YOUR SOLIN GENERATED RECIPE
Herb-Roasted Chicken Breast with Steamed Broccoli and Quinoa
Savor a light yet satisfying dinner featuring tender herb-roasted chicken breast paired with vibrant steamed broccoli and fluffy quinoa, enhanced by a drizzle of olive oil and the creaminess of avocado.
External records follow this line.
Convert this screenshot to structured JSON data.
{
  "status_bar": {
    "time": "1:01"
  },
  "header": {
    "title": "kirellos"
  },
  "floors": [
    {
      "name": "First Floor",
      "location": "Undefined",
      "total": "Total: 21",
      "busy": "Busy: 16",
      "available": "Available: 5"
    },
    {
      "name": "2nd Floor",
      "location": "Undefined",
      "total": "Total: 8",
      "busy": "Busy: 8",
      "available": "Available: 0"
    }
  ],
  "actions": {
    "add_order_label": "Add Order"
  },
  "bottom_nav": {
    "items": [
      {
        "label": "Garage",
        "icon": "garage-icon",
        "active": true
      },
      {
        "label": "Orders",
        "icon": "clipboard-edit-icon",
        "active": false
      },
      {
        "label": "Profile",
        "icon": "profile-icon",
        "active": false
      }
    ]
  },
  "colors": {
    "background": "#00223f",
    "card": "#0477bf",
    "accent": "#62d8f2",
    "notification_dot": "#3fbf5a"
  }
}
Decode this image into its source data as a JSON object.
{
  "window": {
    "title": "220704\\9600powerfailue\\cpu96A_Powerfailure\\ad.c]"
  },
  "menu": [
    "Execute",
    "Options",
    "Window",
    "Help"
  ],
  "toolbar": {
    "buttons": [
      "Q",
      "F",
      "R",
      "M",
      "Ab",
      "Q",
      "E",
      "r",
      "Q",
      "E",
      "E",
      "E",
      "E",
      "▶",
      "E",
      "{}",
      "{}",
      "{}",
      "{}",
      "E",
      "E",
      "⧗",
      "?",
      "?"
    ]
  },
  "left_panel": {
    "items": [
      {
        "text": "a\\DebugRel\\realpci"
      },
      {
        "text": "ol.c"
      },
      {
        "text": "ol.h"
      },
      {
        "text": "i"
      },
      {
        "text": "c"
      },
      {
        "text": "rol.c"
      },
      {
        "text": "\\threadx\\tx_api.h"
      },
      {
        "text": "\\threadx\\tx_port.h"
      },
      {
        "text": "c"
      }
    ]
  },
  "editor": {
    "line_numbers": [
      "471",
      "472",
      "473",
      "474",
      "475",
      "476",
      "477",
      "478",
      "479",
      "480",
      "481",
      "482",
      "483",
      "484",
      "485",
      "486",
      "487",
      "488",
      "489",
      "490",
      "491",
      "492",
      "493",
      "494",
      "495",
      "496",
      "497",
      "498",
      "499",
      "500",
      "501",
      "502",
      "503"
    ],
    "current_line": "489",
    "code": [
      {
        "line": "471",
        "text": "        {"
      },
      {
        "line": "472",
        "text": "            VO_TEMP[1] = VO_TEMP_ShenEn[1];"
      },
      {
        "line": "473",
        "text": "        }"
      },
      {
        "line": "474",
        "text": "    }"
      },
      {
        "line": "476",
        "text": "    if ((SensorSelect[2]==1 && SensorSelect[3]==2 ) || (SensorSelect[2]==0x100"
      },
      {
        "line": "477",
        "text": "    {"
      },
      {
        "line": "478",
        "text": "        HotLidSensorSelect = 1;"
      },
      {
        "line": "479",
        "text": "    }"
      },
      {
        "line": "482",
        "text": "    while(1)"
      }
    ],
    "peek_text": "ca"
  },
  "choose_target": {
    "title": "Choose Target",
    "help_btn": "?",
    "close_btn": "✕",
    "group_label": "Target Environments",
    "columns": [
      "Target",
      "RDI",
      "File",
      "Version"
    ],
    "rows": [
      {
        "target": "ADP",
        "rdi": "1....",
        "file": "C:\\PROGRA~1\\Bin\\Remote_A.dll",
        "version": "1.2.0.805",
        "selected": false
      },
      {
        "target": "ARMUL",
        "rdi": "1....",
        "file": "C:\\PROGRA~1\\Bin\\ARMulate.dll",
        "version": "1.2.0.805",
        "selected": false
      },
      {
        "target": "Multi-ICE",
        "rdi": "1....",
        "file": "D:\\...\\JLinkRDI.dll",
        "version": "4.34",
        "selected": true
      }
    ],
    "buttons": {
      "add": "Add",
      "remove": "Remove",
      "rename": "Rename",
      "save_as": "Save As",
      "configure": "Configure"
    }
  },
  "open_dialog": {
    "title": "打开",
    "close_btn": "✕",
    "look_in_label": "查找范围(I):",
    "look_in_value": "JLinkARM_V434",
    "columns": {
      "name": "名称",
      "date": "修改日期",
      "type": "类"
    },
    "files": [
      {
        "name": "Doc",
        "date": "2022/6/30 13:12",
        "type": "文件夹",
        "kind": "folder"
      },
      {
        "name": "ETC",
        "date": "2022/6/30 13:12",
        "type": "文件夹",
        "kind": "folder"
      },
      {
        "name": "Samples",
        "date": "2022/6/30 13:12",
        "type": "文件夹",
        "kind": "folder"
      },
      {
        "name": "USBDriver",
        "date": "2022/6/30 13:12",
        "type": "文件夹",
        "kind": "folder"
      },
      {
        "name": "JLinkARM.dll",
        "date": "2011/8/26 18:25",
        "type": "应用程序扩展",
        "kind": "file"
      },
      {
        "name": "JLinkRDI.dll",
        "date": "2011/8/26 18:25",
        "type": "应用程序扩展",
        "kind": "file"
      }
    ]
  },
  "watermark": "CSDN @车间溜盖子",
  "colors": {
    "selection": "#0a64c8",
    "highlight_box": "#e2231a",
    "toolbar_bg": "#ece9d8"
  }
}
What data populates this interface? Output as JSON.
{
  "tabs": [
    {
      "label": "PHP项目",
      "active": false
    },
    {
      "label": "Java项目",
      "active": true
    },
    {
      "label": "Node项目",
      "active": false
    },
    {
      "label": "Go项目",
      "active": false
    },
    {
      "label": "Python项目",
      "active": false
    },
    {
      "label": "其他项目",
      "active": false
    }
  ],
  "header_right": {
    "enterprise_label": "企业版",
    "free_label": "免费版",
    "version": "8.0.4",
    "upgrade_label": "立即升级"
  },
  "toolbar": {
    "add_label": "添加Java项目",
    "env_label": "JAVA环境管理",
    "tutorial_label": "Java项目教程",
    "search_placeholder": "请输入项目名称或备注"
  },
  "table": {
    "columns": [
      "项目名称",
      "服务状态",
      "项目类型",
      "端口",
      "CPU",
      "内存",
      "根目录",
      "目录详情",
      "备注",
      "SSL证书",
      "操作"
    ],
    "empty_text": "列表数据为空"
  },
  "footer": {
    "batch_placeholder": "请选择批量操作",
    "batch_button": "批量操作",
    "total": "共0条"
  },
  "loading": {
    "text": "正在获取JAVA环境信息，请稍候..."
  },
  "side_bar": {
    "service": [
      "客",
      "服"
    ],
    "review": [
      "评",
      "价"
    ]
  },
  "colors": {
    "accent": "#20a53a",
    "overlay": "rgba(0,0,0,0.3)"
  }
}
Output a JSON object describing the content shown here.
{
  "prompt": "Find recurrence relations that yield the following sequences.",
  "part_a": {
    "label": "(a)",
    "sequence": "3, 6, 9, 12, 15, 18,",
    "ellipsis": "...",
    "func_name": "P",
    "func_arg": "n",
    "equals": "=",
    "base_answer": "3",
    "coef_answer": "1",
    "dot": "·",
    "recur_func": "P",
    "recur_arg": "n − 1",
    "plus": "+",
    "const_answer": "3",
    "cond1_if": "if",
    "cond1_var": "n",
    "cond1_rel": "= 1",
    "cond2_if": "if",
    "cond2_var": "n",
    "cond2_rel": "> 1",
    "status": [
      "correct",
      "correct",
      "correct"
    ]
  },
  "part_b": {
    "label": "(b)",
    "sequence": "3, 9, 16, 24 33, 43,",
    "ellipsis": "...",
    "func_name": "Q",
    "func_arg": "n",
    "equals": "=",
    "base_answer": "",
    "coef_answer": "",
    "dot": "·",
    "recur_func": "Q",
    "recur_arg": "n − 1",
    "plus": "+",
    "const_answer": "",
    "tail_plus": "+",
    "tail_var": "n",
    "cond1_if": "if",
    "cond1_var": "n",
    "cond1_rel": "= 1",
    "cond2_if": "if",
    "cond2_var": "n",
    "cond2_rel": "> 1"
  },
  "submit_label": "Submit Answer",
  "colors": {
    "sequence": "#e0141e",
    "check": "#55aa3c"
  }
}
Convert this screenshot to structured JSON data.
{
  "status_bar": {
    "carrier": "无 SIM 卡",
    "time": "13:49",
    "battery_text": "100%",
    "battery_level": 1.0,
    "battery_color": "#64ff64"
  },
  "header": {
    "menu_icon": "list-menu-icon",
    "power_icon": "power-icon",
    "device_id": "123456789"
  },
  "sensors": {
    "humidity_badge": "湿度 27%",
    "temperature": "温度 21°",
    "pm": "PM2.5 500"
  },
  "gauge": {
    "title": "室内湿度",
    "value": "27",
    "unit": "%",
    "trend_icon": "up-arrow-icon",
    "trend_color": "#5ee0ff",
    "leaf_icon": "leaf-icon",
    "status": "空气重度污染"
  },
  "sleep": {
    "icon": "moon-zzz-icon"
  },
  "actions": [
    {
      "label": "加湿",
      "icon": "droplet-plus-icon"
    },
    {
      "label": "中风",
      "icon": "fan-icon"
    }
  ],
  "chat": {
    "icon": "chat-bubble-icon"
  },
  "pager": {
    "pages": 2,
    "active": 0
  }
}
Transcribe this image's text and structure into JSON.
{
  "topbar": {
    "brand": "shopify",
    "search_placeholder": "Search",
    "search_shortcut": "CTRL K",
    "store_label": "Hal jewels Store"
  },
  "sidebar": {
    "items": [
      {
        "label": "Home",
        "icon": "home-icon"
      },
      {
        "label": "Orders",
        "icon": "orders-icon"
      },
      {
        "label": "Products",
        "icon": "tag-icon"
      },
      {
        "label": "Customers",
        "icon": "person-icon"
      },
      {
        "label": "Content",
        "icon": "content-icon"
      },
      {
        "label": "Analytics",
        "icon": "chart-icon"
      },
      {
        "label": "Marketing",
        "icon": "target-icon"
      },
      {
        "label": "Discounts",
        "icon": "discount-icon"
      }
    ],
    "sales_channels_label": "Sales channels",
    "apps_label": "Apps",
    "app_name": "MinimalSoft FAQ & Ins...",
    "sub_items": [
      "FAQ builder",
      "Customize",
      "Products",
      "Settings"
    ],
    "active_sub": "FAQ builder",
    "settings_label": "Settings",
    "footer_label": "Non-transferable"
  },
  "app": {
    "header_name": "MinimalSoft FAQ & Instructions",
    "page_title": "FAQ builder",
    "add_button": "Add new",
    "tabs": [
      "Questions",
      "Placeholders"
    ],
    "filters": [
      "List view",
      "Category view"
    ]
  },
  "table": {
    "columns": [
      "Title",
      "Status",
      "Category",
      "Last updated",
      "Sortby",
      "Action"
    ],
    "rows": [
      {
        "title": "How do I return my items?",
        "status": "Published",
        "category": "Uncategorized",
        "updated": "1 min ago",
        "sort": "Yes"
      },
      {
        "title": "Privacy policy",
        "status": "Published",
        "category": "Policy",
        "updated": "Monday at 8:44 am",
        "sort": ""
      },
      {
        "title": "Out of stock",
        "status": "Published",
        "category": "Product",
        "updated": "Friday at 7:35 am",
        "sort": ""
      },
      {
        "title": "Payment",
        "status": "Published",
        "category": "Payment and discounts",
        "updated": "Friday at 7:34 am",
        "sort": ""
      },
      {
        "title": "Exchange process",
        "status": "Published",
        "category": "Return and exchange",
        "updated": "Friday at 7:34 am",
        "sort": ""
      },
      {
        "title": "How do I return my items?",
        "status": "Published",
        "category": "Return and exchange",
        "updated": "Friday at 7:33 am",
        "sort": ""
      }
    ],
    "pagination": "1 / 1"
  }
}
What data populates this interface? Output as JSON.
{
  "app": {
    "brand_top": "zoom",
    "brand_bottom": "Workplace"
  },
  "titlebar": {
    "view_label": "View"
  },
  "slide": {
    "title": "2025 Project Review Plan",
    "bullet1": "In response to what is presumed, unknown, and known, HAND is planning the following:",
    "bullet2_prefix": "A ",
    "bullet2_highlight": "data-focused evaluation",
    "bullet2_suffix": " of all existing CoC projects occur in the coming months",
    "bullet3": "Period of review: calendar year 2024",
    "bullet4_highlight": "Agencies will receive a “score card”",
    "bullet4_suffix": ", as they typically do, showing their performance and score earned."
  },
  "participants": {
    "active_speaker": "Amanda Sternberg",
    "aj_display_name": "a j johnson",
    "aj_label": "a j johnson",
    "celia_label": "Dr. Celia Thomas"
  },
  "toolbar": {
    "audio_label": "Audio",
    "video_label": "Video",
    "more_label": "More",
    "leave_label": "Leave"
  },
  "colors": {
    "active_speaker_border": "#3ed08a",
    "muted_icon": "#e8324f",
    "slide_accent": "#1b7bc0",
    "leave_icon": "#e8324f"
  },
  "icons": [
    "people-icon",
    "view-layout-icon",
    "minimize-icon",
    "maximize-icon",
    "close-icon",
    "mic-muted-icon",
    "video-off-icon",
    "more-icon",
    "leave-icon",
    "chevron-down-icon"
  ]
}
This dish is a delicate balance of fresh flavors and textures that nourish without overwhelming.
INGREDIENTS
1.5 ounces Chicken Breast
1 cup chopped Broccoli
0.33 cup cooked Quinoa
0.25 medium Avocado
1.33 units of Olive Oil (approx. 1 tbsp + 2 tsp)
Mixed Herbs & Spices to taste
PREPARATION
Preheat your oven to 400°F (200°C).
Lightly coat the chicken breast with a small portion of olive oil and season with rosemary, thyme, garlic powder, salt, and pepper.
Place the chicken on a baking sheet and roast in the oven for 18-20 minutes, or until cooked through.
While the chicken is roasting, steam the broccoli until tender, about 5-7 minutes.
Prepare the quinoa according to package instructions and measure out approximately 0.33 cup when cooked.
Slice the avocado into quarters.
To assemble, place the cooked quinoa on a plate, add the steamed broccoli, top with the roasted chicken, and garnish with avocado slices.
Drizzle the remaining olive oil over the dish and finish with a sprinkle of mixed herbs and spices.